Estimation of turbulence characteristic scales in a water cell

Turbulence is one of the key factors responsible for light beam distortions while its propagation through randomly inhomogeneous medium such as the atmosphere. Many common methods of turbulence study are based on the phase or amplitude analyses of the lightwave that have passed through turbulent medium. The significant role of explicit account of the inner and the outer scales in experimental data description is well known. We propose an optical method of turbulence characteristic scales estimation using phase data from Shack-Hartmann sensor obtained of a single laser beam. The method is based on the sequential analysis of normalized correlation functions of Zernike coefficients. It allows the excluding of the structural constant of refractive index value from the analysis and reduces the solution of a two-parameter problem to sequential solution of two single-parameter problems.
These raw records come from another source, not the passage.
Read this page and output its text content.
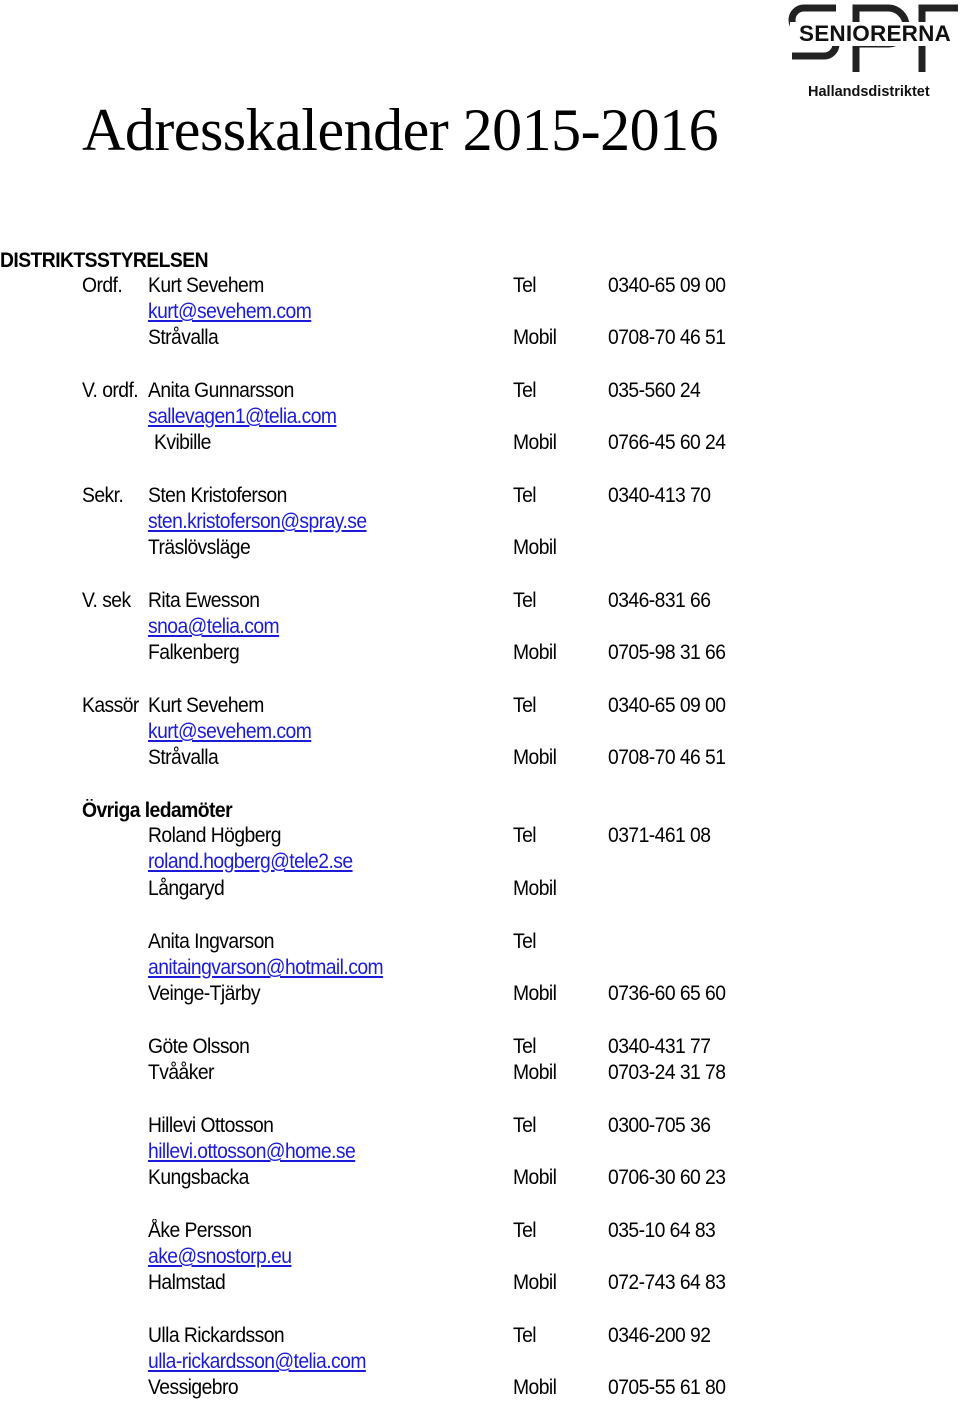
SENIORERNA
Hallandsdistriktet
Adresskalender 2015-2016
DISTRIKTSSTYRELSEN
Ordf. Kurt Sevehem	Tel	0340-65 09 00
kurt@sevehem.com
Stråvalla	Mobil 0708-70 46 51
V. ordf. Anita Gunnarsson	Tel	035-560 24
sallevagen1@telia.com
Kvibille	Mobil 0766-45 60 24
Sekr. Sten Kristoferson	Tel	0340-413 70
sten.kristoferson@spray.se
Träslövsläge	Mobil
V. sek Rita Ewesson	Tel	0346-831 66
snoa@telia.com
Falkenberg	Mobil 0705-98 31 66
Kassör Kurt Sevehem	Tel	0340-65 09 00
kurt@sevehem.com
Stråvalla	Mobil 0708-70 46 51
Övriga ledamöter
Roland Högberg	Tel	0371-461 08
roland.hogberg@tele2.se
Långaryd	Mobil
Anita Ingvarson	Tel
anitaingvarson@hotmail.com
Veinge-Tjärby	Mobil 0736-60 65 60
Göte Olsson	Tel	0340-431 77
Tvååker	Mobil 0703-24 31 78
Hillevi Ottosson	Tel	0300-705 36
hillevi.ottosson@home.se
Kungsbacka	Mobil 0706-30 60 23
Åke Persson	Tel	035-10 64 83
ake@snostorp.eu
Halmstad	Mobil 072-743 64 83
Ulla Rickardsson	Tel	0346-200 92
ulla-rickardsson@telia.com
Vessigebro	Mobil 0705-55 61 80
The method has been applied to analyze the results of measurements performed in a water cell with created turbulence. A horizontal flow was induced to simulate turbulence driftage. It is shown that taking into account the inner scale is necessary for fitting of correlations of the third-order Zernike modes in the experimental error limits for lm/D=0.5 or higher values (lm - the inner scale, D- aperture diameter). Inner scale estimations did not depend on the flow or changes in the temperature difference. We have shown also that taking into account the outer scale is necessary for fitting of experimental correlations of the first-order Zernike modes in the experimental error limits when L0/D<50 (L0 – the outer scale).